Remarque was a German soldier during the First World War, he began fighting when he was 18 in the trenches on the western front . He was injured by shell shrapnel in the leg, arm and neck and spent the remainder of the war recovering in hospital.

The German remake will explore the horrors of warThe German remake will explore the horrors of war
The German remake will explore the horrors of war

Remarque wrote in the preface to his book: “This book is to be neither an accusation nor a confession, and least of all an adventure, for death is not an adventure to those who stand face to face with it. It will try simply to tell of a generation of men who, even though they may have escaped [its] shells, were destroyed by the war.”

All Quiet on the Western Front has been adapted twice before for the screen - into the 1930 American pre-code film starring Lew Ayres, and the 1979 British colour TV movie starring Richard Thomas.

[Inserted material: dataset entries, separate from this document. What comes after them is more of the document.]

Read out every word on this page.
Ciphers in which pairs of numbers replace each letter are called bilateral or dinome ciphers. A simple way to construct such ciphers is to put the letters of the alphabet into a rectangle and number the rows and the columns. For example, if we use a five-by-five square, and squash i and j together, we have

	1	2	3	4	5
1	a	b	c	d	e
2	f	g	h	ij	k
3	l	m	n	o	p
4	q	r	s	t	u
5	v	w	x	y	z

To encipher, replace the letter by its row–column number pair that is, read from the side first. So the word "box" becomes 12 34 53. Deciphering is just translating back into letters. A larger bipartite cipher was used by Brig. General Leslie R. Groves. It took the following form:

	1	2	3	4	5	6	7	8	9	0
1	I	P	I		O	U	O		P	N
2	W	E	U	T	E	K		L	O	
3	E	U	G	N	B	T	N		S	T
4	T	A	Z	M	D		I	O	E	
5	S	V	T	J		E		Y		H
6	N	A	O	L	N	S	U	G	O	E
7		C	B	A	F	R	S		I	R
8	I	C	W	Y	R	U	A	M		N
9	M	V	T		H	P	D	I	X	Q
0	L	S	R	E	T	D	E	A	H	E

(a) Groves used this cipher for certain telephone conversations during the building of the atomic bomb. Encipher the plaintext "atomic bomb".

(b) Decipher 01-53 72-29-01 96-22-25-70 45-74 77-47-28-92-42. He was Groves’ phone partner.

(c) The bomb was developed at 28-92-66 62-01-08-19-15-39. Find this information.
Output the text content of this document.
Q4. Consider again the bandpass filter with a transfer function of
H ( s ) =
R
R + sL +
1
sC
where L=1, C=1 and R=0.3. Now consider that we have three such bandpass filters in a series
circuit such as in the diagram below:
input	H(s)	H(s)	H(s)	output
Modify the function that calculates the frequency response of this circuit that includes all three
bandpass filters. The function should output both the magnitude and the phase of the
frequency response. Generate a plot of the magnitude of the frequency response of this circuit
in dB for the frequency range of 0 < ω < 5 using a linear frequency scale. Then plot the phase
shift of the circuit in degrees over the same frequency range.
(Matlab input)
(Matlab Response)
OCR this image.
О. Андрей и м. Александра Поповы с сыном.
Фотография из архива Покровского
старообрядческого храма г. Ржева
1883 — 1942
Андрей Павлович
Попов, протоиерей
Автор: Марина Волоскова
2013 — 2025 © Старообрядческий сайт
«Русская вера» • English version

When the Nazis came to power in Germany, they banned the book and removed copies from libraries on the basis that its strong anti-war message was unpatriotic. Remarque moved to the United States before the outbreak of the Second World War - his German citizenship was revoked in 1938.

The Nazis arrested Remarque’s younger sister in 1943 and executed her by beheading, possibly because they were unable to reach Remarque himself. Remarque dedicated his 1952 novel, Spark of Life, to her.

What awards has All Quiet on the Western Front won?

All Quiet on the Western Front has been nominated for 14 Bafta Awards - more than any other film this year - including Best Film, Best Director, and Best Adapted Screenplay.

It has also been nominated for nine Academy Awards, including Best Picture and Best International Feature Film. If it wins the Oscar for Best Picture it will be the first time in Oscars history that a remake of a Best Picture winner has gone on to win the award. All Quiet on the Western Front (1930) won the award for Best Picture at the 3rd Academy Awards.